La synthèse ! La synthèse ! Dans la majorité, comme dans l'opposition, de nombreuses personnalités conjurent François Hollande de faire la démonstration de son légendaire talent de confectionneur de compromis pour se tirer d'affaire. «Ce qui était de la triangulation pure le jour du Congrès s'est refermé comme un piège», balance un ministre. Entre gauche et droite, majorité et gouvernement, «on est dans le confusionnisme total», lâche un secrétaire d'Etat. Ce néologisme résume assez bien la teneur du débat sur la déchéance de nationalité pour les binationaux nés français condamnés pour terrorisme. A droite comme à gauche, les critiques sont si nombreuses et si vives que ce projet de réforme constitutionnelle ne peut d'ores et déjà plus prétendre incarner l'union nationale dans une France en guerre contre le terrorisme. Au point que Pierre Joxe, ancien ministre socialiste de l'Intérieur et ancien président du Conseil constitutionnel, lui souhaite dans un appel publié par Mediapart une «euthanasie douce».
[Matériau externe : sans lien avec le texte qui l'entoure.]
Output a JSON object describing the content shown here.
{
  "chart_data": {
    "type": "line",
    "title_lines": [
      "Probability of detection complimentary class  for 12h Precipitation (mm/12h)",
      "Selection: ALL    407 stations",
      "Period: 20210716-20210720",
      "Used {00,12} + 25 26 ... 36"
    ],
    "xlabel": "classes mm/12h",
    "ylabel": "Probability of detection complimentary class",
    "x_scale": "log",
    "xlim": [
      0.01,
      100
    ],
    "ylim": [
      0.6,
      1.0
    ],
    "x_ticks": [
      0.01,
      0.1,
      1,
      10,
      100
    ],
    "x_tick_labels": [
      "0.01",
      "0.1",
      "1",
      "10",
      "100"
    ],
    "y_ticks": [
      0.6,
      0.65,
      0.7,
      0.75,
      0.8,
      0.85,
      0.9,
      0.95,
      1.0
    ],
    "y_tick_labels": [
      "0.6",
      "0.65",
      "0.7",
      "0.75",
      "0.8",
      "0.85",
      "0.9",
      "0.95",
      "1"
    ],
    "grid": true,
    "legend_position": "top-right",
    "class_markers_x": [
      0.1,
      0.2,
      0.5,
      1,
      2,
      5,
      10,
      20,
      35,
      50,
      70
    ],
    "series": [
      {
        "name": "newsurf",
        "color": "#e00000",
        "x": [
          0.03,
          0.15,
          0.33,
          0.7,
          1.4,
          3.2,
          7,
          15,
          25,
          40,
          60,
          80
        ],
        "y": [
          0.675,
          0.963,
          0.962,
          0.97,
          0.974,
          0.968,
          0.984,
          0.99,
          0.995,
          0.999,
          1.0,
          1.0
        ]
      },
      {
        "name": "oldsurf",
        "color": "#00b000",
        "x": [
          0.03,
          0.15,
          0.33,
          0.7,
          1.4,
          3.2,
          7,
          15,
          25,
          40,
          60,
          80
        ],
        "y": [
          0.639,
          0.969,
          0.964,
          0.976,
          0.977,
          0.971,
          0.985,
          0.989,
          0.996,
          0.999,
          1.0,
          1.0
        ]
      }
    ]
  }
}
Quelles portes de sortie ?
De nombreux juristes et responsables politiques auront consacré leurs fêtes de fin d'année à la recherche d'une solution à ce casse-tête : comment marquer symboliquement la rupture entre la communauté nationale et ses ennemis de l'intérieur sans créer plusieurs catégories de Français ? Dans un texte mis en ligne sur son blog mercredi, la députée LR Nathalie Kosciusko-Morizet se propose charitablement d'offrir une issue de secours à Hollande : «L'intérêt supérieur de la nation commande que vous révisiez votre position. Il n'y a pas de honte à cela. Chacun comprendra, que dans l'urgence et l'émotion, vos déclarations aient pu être mal calibrées.» En ne voulant déchoir que les terroristes ayant la double nationalité, l'ex-numéro 2 de LR note que l'exécutif ferait un cadeau à «tous ceux qui voient dans la binationalité un problème», à l'extrême droite mais aussi à droite. Comme de nombreux responsables socialistes, dont les proches du chef de l'Etat Julien Dray et Jean-Pierre Mignard, NKM estime qu'une solution pourrait être de «renoncer à la déchéance et préférer l'indignité nationale», c'est-à-dire «la déchéance des droits civiques, civils et sociaux».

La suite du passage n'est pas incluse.